IMF revises Gulf growth forecast upward as OPEC+ cuts ease and regional demand strengthens

22 October 2025

The International Monetary Fund (IMF) has revised its economic outlook for the Gulf Cooperation Council (GCC), forecasting stronger growth through 2025 and 2026 as oil production rises and non-oil sectors continue to expand. The findings, published in the IMF’s October 2025 Regional Economic Outlook and summarised by Kamco Invest, point to broad-based resilience across Middle Eastern economies despite global trade disruptions and ongoing geopolitical uncertainty.

The IMF now expects GCC real GDP growth to reach 3.9% in 2025, an increase of 0.9 percentage points from its May projection, and 4.3% in 2026, with all six member states receiving upgrades. Oil GDP is forecast to grow by 4.2% in 2025, up from 1.7% previously, as OPEC+ producers unwind voluntary output cuts earlier than anticipated. Non-oil GDP growth is projected at 3.8% in 2025 and 3.6% in 2026, driven by ongoing diversification programmes and private-sector expansion.

The report notes that GCC economies have so far avoided significant fallout from U.S. tariffs and global supply-chain disruptions. Domestic demand, fuelled by government investment in infrastructure, tourism, and technology, has helped cushion the region against external shocks. The UAE is expected to lead Gulf growth in 2025 at 4.8%, followed by Saudi Arabia at 4.0% and Kuwait at 2.6%.

Oil markets remain central to the regional outlook. The removal of OPEC+ voluntary production cuts — amounting to roughly 2.2 million barrels per day introduced in late 2023 — added close to one million barrels per day of GCC output between February and June 2025. The IMF warns, however, that a faster-than-expected supply rebound could pressure prices below the current baseline of USD 69 per barrel for 2025 and USD 66 per barrel for 2026.

Inflation across the GCC is forecast to remain subdued, averaging 1.7% in 2025 and 2.0% in 2026, well below central bank targets. This compares with double-digit inflation across parts of the wider MENA region, where energy and food costs remain elevated.

Fiscal conditions are also improving. The IMF now projects the GCC to post a fiscal surplus of 0.8% of GDP in 2025 and 0.9% in 2026, reversing earlier expectations of a small deficit. The region’s current account surplus has been revised up to 4.9% of GDP for 2025 and 4.3% for 2026, reflecting firmer oil receipts and restrained spending. Kuwait is set to record the highest surplus at 26.5% of GDP, followed by the UAE at 13.2%.

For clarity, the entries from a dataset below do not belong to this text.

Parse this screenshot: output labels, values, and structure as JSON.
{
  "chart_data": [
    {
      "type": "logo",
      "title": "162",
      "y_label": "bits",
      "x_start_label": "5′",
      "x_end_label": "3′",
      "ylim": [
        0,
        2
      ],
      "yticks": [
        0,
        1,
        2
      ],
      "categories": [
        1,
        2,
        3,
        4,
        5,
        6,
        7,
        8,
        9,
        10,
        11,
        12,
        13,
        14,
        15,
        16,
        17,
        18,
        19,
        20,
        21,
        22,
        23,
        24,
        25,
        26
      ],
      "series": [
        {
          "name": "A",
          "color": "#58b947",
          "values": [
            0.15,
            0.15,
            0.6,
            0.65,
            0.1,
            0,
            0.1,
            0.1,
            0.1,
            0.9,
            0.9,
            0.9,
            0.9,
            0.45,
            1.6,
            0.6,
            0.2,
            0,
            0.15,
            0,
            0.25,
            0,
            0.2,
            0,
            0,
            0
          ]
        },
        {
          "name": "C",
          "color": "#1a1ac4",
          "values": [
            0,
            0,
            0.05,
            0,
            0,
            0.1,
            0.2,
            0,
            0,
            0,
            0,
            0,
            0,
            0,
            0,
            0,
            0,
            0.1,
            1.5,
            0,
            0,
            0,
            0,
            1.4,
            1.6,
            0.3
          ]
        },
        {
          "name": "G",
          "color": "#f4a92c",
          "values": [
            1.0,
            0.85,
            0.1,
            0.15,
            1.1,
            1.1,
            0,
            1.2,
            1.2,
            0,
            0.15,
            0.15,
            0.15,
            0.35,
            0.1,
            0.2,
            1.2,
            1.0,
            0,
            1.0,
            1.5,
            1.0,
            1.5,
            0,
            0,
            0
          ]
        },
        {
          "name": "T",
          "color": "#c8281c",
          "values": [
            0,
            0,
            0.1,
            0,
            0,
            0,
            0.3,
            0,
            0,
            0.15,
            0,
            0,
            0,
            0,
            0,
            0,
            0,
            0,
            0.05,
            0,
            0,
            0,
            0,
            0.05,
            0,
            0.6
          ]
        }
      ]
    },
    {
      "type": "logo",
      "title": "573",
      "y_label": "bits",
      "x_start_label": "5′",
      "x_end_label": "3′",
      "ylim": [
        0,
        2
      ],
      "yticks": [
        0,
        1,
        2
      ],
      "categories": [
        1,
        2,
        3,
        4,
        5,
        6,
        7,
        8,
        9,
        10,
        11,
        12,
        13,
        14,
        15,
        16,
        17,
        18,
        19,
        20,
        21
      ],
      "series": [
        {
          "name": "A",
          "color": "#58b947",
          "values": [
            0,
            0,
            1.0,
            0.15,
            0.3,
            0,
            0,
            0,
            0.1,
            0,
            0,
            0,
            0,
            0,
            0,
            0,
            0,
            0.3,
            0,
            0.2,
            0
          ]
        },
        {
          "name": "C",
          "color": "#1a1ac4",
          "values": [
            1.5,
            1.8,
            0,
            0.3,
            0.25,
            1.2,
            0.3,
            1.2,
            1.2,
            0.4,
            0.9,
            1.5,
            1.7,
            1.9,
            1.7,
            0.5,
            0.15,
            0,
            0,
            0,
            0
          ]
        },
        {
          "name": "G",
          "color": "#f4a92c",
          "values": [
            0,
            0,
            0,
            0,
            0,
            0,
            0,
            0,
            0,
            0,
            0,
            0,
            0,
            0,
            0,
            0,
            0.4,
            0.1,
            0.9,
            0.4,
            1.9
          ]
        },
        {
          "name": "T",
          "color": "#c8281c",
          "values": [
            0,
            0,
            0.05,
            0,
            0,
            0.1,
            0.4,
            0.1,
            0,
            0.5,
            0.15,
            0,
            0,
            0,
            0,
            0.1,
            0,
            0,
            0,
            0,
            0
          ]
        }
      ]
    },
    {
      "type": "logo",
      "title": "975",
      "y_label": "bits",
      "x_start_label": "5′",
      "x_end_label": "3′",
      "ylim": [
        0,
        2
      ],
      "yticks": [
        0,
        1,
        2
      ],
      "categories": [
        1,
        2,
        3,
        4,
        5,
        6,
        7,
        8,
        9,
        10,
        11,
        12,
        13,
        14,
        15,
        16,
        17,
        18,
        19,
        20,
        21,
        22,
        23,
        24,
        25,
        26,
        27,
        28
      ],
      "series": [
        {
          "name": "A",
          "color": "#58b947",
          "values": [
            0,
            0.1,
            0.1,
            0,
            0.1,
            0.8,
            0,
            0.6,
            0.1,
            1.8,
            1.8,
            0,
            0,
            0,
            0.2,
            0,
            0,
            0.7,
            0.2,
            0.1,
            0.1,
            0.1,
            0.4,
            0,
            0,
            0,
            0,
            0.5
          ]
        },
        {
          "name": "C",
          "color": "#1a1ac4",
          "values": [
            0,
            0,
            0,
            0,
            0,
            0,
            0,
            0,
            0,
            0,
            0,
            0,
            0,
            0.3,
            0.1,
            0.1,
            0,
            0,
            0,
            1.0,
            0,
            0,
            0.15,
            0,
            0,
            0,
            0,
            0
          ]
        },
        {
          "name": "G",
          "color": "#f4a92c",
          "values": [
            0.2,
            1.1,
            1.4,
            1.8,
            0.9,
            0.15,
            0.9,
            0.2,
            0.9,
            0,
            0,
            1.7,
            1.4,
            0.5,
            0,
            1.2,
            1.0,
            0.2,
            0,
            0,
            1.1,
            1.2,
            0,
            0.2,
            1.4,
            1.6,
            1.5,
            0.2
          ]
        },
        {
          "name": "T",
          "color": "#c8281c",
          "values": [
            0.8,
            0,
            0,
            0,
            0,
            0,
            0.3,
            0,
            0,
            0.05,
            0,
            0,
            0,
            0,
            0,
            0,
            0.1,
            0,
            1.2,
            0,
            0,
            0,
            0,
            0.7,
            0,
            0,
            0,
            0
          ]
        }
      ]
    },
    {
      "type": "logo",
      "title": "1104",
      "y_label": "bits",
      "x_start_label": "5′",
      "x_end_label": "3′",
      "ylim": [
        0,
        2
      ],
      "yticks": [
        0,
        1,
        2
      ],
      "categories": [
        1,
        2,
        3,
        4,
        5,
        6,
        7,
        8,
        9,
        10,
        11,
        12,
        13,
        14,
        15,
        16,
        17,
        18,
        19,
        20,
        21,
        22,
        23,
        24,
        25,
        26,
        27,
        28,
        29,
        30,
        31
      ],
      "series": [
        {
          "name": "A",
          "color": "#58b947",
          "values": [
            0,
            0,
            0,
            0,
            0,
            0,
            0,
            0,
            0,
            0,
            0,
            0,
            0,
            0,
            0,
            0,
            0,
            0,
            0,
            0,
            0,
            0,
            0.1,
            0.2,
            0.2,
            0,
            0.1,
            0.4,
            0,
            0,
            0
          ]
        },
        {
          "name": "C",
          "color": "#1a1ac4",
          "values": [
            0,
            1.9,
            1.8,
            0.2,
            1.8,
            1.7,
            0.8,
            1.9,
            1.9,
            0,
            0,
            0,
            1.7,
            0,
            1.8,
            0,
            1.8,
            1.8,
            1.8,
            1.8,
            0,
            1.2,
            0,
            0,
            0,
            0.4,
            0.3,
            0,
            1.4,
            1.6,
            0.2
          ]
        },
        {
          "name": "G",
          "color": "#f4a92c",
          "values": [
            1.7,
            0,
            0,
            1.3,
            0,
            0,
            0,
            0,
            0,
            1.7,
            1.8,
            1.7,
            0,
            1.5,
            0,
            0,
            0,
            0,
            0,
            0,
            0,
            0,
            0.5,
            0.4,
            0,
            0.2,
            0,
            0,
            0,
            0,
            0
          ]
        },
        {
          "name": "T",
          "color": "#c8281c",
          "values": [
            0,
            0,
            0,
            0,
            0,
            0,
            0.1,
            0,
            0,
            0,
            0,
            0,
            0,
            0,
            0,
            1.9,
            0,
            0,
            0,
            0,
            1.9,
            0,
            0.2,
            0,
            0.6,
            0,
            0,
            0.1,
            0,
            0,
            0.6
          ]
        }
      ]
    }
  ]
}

Globally, the IMF foresees growth in 2025 remaining below pre-tariff averages, with continued headwinds from trade barriers and financial-market volatility. The Fund warns that a sudden tightening of global financial conditions could undermine household wealth and consumption, posing a risk to the otherwise stable regional outlook.

For MENA oil importers, lower energy prices, tourism recovery, and steady remittance inflows are expected to support moderate expansion. Overall, the IMF upgraded the MENA region’s growth forecast to 3.3% for 2025 and 3.7% for 2026, emphasising that resilience across both oil exporters and importers remains the defining feature of the region’s economic recovery.